Aviation engines present a challenging set of problems for
engineers, many of which are unique to aviation. The engine requirements
include race-engine like performance, combined with very low weight,
compact size, and extraordinary reliability and durability.
The added challenge is that these engines must meet extremely high
regulatory standards and oversight from aviation authorities. Light
General Aviation aircraft have historically utilized air-cooled,
spark-ignition engines, literally derivatives of World War
II technology.
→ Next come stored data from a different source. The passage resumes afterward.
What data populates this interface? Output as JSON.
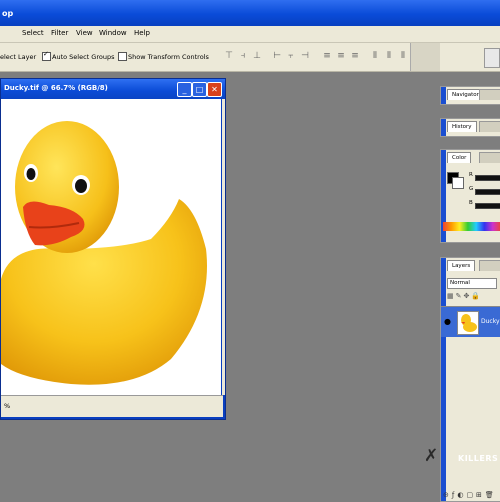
{
  "app": {
    "title_fragment": "op"
  },
  "menu": [
    "Select",
    "Filter",
    "View",
    "Window",
    "Help"
  ],
  "options": {
    "select_layer": "elect Layer",
    "auto_select_groups": "Auto Select Groups",
    "auto_select_groups_checked": true,
    "show_transform_controls": "Show Transform Controls",
    "show_transform_controls_checked": false
  },
  "document": {
    "title": "Ducky.tif @ 66.7% (RGB/8)",
    "zoom_status": "%",
    "image": "rubber-duck-photo"
  },
  "panels": {
    "navigator": {
      "tab": "Navigator"
    },
    "history": {
      "tab": "History"
    },
    "color": {
      "tab": "Color",
      "sliders": [
        "R",
        "G",
        "B"
      ]
    },
    "layers": {
      "tab": "Layers",
      "blend": "Normal",
      "layer_name": "Ducky"
    }
  },
  "watermark": {
    "text": "KILLERS"
  },
  "colors": {
    "titlebar": "#0a4bd8",
    "workspace": "#7e7e7e",
    "duck": "#f7c21a",
    "beak": "#e8421a"
  }
}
These engines burn specialized aviation gasoline, which
is under environmental pressure.
DeltaHawk has developed a Jet-Fuel powered General Aviation engine that brings the advantages of diesel technology to aviation.
This presentation will give an overview of the history of aviation
diesels, the market drivers, and a look at the DeltaHawk engine
Dennis Webb; PE, Director of Certification and Marketing
Paul Olesen; Director of Engineering
Dennis Webb, Director of Certification and Marketing, holds a BS in Electrical Engineering from University of Missouri-Rolla and completed the Executive Program at University of Virginia – Darden School of Business. He holds a Professional Engineer (PE) license and is an FAA Designated Engineering Representative (DER). He is a voting member of ASTM F44 Small Airplane Standards and J02 Aviation Fuels Committees, Co-Founder of ASTM Jet-Diesel Committee, and a voting member of SAE E-34 Propulsion Lubricants, E-38 Aviation Piston Engine Fuels and Lubricants, and E-39 Unmanned Aircraft Propulsion Committees. He is also a 2000-hour Instrument-Rated Private Pilot.
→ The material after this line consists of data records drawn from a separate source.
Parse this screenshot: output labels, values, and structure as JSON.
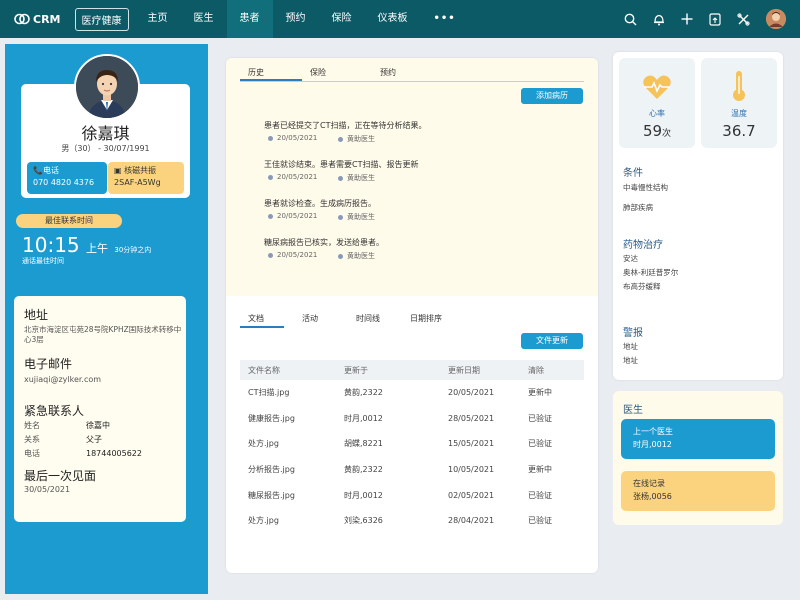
{
  "nav": {
    "logo": "CRM",
    "module": "医疗健康",
    "tabs": [
      "主页",
      "医生",
      "患者",
      "预约",
      "保险",
      "仪表板",
      "•••"
    ],
    "active_tab": 2
  },
  "profile": {
    "name": "徐嘉琪",
    "meta": "男（30） - 30/07/1991",
    "phone_label": "电话",
    "phone": "070 4820 4376",
    "mri_label": "核磁共振",
    "mri_id": "2SAF-A5Wg"
  },
  "contact_time": {
    "badge": "最佳联系时间",
    "time": "10:15",
    "ampm": "上午",
    "relative": "30分钟之内",
    "sub": "通话最佳时间"
  },
  "info": {
    "address_title": "地址",
    "address": "北京市海淀区屯苑28号院KPHZ国际技术转移中心3层",
    "email_title": "电子邮件",
    "email": "xujiaqi@zylker.com",
    "emergency_title": "紧急联系人",
    "emergency": [
      {
        "k": "姓名",
        "v": "徐嘉中"
      },
      {
        "k": "关系",
        "v": "父子"
      },
      {
        "k": "电话",
        "v": "18744005622"
      }
    ],
    "last_seen_title": "最后一次见面",
    "last_seen": "30/05/2021"
  },
  "history": {
    "tabs": [
      "历史",
      "保险",
      "预约"
    ],
    "add_button": "添加病历",
    "items": [
      {
        "title": "患者已经提交了CT扫描，正在等待分析结果。",
        "date": "20/05/2021",
        "who": "黄助医生"
      },
      {
        "title": "王佳就诊结束。患者需要CT扫描、报告更新",
        "date": "20/05/2021",
        "who": "黄助医生"
      },
      {
        "title": "患者就诊检查。生成病历报告。",
        "date": "20/05/2021",
        "who": "黄助医生"
      },
      {
        "title": "糖尿病报告已核实，发送给患者。",
        "date": "20/05/2021",
        "who": "黄助医生"
      }
    ]
  },
  "docs": {
    "tabs": [
      "文档",
      "活动",
      "时间线",
      "日期排序"
    ],
    "update_button": "文件更新",
    "headers": [
      "文件名称",
      "更新于",
      "更新日期",
      "清除"
    ],
    "rows": [
      [
        "CT扫描.jpg",
        "黄韵,2322",
        "20/05/2021",
        "更新中"
      ],
      [
        "健康报告.jpg",
        "时月,0012",
        "28/05/2021",
        "已验证"
      ],
      [
        "处方.jpg",
        "胡蝶,8221",
        "15/05/2021",
        "已验证"
      ],
      [
        "分析报告.jpg",
        "黄韵,2322",
        "10/05/2021",
        "更新中"
      ],
      [
        "糖尿报告.jpg",
        "时月,0012",
        "02/05/2021",
        "已验证"
      ],
      [
        "处方.jpg",
        "刘染,6326",
        "28/04/2021",
        "已验证"
      ]
    ]
  },
  "vitals": {
    "heart_label": "心率",
    "heart_value": "59",
    "heart_unit": "次",
    "temp_label": "温度",
    "temp_value": "36.7"
  },
  "conditions": {
    "title": "条件",
    "items": [
      "中毒慢性结构",
      "肺部疾病"
    ]
  },
  "medication": {
    "title": "药物治疗",
    "items": [
      "安达",
      "奥林-利廷普罗尔",
      "布高芬缓释"
    ]
  },
  "alerts": {
    "title": "警报",
    "items": [
      "地址",
      "地址"
    ]
  },
  "doctor": {
    "title": "医生",
    "prev_label": "上一个医生",
    "prev_name": "时月,0012",
    "online_label": "在线记录",
    "online_name": "张杨,0056"
  },
  "colors": {
    "nav": "#0c5a66",
    "primary": "#1b9bcf",
    "accent": "#fbd37f",
    "cream": "#fffbea"
  }
}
Paul Olesen, Director of Engineering, holds a BEng in Motorcycle Engineering from the University of Wales Trinity St. David, specializing in two-stroke engines. He has designed and built a clean-sheet 70 hp 250cc two-stroke engine, built a racing motorcycle, and is a published book author on dirt bike engine building. He also co-built a Van’s RV10 aircraft and is a Private Pilot.